The Department of Health’s vigorous citywide effort to reduce smoking – which includes a $3.00 per pack cigarette tax, indoor smoking bans, free cessation services, a telephone “Quitline” and an advertising campaign – has shown strong results, decreasing tobacco use from 21.5 to 17.5 percent between 2002 and 2006. Results in Harlem, however, have been less impressive, with East Harlem’s rate actually rising from 22 to 27 percent between 2002 and 2004.
Health workers in Harlem are partnering with the city to lower smoking levels. At the Harlem Hospital Center’s Quit Smoking Program, Harlem’s city-funded cessation center, anyone can receive free tobacco counseling and nicotine replacement products like patches, gum, lozenges, inhalers, and prescription drugs. “Some impacts are being made,” said Eugenia Graham, 44, program director for the Quit Smoking Program. “Exceptional efforts by the city have pulled out all the big guns.”
Graham, who said her mother died from smoking-induced lung cancer, estimates that 45 percent of those receiving treatment in 2007 at Harlem Hospital quit, which averages 110 enrollees a month.
Tarik Barbee, Office Manager at the Barbee Family Health Center, a health clinic with stop-smoking services on 145th St., was less enthusiastic about the city’s success in reducing central Harlem’s smoking rate, despite its good intentions.

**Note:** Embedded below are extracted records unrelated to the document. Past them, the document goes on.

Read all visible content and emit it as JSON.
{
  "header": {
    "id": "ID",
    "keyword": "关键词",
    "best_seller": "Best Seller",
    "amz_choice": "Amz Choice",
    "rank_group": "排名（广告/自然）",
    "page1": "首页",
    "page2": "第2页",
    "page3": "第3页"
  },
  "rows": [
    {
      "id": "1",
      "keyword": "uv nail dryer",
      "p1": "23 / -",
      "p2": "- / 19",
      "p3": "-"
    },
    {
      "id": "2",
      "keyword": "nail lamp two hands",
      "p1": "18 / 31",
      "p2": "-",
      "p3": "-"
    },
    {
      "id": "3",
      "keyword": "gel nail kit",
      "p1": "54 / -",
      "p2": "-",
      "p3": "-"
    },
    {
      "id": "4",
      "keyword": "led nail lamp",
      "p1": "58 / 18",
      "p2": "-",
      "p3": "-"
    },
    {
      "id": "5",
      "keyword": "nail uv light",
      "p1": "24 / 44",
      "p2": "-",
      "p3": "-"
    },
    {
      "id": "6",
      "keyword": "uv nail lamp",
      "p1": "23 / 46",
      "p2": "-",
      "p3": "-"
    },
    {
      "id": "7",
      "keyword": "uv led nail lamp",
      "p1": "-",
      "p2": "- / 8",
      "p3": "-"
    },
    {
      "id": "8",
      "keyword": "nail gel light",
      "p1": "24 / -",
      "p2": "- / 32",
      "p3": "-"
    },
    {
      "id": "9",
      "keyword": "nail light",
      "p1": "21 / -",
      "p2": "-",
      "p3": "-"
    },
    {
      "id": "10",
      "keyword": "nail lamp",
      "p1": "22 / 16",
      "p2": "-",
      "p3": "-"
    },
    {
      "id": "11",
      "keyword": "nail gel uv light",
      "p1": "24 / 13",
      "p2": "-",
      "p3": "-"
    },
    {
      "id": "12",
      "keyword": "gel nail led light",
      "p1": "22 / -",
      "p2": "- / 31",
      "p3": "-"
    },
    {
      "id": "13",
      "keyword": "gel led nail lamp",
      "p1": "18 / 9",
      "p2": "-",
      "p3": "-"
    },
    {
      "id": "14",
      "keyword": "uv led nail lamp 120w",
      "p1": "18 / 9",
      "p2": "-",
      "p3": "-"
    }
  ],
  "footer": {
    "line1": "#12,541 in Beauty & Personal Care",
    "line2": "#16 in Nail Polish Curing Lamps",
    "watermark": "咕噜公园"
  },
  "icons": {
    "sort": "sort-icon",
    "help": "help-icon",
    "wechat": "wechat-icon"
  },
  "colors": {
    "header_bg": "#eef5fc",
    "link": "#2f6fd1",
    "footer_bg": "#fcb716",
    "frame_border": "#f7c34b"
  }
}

“The city is not really making a dent,” said Barbee, 44, a Harlem native. “It won’t stop, it’s a business,” he added, noting the prevalence of tobacco ads in Harlem, tax-free cigarettes, and pressures of life in the area.
For Dr. Shelley, Harlem and communities like it need more focused attention – like that of the Barbee Center – to lower the smoking rate.
“We need to better link these communities” to services, Shelley said. “The challenge of public health is getting the message to the right people.”